By Meredith Lyverse

Bellarmine’s biology and psychology departments have banded together to create a new neuroscience major.  

Dr. Paul Kiser, professor and chair of the biology department, and Dr. Joy Jacobs-Lawson, associate professor and chair of the psychology department, have been developing the highly requested program for almost three years, and it will be available in the fall. 

“There wasn’t a lot of resistance to try and go forward [with developing the major],” Kiser said. 

Kiser said he previously offered a popular neuroscience course as a biology elective in the Spring 2018 semester, and many students wanted to join. “We thought we would get 12 students, so we capped it around there and blew through that,” Kiser said. “Then we got to 20 and had to put a hard cap on that, and then ended up with 21 anyway.”  

 Jacobs-Lawson said there were several psychology students asking for other neuroscience courses after taking PSYC 240, the psychology version of the introductory neuroscience course. 

“We have a lot of students who take that course and want more,” Jacob-Lawson said. “It was just kind of natural with the resources we have at Bellarmine in terms of people who can teach the courses. It kind of was a no-brainer.”  

Kiser and Jacobs-Lawson have outlined the major with its required courses depending on the student’s status, as well as neuroscience electives for students in the physical therapy, behavioral neuroscience and medical school tracks. 

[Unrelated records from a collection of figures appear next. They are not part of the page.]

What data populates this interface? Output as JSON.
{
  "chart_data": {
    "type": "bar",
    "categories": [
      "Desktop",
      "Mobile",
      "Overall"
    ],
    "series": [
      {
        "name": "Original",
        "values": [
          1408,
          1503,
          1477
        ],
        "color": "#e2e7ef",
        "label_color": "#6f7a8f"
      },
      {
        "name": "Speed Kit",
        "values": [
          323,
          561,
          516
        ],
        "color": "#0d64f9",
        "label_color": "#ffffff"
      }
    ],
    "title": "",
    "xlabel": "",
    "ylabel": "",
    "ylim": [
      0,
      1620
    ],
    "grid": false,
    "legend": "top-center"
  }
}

Sophomore Sasha Domenech-Ames is a biology major with a psychology minor on the pre-med track, which Kiser and Jacobs-Lawson said is the usual major and minor for students interested in neuroscience.  

Domenech-Ames said she plans to add neuroscience as one of her majors in the fall because it will benefit her later in her academic and professional career. “I’d like to be a child doctor, and neuroscience will help me understand how to help treat them,” Domenech-Ames said.  

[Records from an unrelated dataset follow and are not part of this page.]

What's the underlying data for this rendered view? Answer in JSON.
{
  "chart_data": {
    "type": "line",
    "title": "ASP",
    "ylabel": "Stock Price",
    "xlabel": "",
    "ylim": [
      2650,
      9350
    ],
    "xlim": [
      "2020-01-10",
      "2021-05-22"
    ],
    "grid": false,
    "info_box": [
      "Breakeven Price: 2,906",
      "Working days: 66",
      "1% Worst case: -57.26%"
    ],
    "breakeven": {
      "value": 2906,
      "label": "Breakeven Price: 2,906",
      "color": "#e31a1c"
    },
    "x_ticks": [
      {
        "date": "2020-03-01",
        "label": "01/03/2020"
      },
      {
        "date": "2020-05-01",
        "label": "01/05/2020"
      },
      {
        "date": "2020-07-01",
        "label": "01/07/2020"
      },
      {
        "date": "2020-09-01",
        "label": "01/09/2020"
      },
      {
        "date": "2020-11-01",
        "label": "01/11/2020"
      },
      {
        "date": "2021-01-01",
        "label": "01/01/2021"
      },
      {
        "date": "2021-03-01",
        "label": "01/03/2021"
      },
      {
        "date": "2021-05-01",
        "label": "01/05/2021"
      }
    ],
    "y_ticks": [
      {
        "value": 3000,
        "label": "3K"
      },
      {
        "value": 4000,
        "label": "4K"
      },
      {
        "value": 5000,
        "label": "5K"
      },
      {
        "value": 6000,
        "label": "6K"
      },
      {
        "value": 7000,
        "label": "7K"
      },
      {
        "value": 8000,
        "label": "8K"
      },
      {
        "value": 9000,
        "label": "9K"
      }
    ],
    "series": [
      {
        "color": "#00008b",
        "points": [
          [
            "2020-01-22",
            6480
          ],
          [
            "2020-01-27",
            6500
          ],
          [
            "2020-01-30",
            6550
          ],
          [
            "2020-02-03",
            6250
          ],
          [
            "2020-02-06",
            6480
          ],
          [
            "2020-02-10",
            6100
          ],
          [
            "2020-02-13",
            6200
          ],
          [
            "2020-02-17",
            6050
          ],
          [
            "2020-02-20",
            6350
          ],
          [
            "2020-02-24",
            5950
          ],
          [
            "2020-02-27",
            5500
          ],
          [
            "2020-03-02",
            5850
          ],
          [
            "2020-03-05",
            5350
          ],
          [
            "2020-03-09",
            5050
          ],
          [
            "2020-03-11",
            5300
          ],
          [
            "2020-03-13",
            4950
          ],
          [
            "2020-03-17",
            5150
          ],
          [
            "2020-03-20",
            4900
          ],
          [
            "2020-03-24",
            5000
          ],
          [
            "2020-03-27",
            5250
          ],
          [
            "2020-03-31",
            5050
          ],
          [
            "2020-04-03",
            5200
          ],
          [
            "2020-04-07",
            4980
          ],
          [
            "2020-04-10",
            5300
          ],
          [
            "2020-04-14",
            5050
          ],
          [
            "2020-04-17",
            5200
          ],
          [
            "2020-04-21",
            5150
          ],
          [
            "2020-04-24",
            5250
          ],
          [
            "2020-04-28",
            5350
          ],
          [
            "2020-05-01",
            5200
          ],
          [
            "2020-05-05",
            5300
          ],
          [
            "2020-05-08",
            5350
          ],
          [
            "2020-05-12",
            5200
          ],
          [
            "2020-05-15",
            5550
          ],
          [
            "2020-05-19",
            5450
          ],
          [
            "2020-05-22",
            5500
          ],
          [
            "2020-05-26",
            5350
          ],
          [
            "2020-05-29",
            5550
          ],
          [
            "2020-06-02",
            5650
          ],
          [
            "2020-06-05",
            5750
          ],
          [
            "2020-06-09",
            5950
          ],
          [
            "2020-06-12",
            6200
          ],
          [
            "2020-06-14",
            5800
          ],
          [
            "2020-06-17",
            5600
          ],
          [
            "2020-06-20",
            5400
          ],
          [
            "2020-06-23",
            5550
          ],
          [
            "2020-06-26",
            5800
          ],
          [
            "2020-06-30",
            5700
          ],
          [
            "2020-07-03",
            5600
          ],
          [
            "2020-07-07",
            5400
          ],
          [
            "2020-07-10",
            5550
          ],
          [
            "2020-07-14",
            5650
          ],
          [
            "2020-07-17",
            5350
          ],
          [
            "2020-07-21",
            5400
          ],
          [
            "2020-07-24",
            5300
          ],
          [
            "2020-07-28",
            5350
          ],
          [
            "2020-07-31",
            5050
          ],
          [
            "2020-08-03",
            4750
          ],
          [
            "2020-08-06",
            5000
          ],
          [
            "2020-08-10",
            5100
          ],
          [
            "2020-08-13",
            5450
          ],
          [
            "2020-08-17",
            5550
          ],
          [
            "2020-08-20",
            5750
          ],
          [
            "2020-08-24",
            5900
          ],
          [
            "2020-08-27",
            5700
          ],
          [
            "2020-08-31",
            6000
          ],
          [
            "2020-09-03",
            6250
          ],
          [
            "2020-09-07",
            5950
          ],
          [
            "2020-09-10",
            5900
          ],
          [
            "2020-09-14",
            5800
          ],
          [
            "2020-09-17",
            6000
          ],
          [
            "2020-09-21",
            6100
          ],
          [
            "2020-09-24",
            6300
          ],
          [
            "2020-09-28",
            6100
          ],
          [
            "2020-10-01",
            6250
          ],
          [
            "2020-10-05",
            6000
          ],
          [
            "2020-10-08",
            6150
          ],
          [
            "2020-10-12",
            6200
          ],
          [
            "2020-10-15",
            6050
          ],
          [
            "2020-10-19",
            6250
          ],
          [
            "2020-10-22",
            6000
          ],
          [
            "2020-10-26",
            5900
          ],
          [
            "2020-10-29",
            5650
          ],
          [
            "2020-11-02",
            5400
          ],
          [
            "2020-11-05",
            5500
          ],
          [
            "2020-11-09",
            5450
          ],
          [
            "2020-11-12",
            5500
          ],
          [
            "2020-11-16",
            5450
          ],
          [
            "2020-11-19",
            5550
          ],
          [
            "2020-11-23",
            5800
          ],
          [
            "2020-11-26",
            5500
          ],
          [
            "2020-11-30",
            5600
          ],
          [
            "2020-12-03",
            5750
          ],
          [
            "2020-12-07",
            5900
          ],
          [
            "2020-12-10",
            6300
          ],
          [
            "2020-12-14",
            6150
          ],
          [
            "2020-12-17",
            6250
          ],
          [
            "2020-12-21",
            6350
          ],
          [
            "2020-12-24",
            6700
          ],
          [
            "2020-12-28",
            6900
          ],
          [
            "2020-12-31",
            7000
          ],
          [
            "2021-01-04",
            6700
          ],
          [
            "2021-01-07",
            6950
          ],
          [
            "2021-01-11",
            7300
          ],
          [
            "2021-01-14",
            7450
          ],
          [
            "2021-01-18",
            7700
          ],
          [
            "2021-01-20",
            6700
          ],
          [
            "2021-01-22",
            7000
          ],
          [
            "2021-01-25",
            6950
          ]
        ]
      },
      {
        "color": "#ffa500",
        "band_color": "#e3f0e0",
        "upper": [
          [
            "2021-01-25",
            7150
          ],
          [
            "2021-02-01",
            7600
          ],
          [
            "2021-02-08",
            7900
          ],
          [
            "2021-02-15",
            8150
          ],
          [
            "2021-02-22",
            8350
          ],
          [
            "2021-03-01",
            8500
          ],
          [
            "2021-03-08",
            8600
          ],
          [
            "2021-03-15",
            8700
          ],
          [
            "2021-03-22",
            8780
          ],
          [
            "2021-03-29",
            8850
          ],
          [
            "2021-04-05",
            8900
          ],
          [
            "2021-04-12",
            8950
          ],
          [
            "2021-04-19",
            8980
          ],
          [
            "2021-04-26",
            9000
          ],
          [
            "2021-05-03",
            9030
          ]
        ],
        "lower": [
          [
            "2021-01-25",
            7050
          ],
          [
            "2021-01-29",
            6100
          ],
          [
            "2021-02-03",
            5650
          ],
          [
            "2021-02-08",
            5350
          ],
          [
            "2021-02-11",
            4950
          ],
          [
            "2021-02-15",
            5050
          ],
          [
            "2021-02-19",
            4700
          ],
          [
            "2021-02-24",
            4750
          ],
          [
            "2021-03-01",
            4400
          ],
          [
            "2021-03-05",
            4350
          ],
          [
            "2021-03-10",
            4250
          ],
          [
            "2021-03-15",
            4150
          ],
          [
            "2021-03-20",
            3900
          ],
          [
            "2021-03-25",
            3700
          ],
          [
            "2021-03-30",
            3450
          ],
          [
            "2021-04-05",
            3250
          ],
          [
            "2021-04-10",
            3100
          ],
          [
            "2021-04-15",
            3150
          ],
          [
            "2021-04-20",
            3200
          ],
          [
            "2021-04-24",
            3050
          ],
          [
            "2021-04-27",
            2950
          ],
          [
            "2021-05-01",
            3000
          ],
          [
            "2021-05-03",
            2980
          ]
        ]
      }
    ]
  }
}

Jacobs-Lawson said the major will give students an academic advantage when they enter graduate school. “They’re likely to be stronger going into those type of graduate programs than if they came out with a biology or psychology degree,” Jacobs-Lawson said.  

Courses required for the major include biology, psychology, chemistry and physics. Junior Zoe Rister is a psychology and criminal justice major but said she might have dropped criminal justice if neuroscience had been an available major when she was a first-year or sophomore.  

“A lot of the graduate programs for neuroscience do require basic to advanced biology and chemistry knowledge, which are not required courses for a psychology or criminal justice degree,” Rister said. “With the biological aspect of the brain that I enjoy, it would have been a lot more beneficial if I had been a neuroscience major.”  

Although Rister is not going to take on a neuroscience major because it would extend her time at Bellarmine, she said she plans to take a few neuroscience courses next year.  

Kiser said adding the neuroscience major due to requests from students and encouragement from the administration is just another part of the Bellarmine difference. “It brings value to the university as a whole,” Kiser said.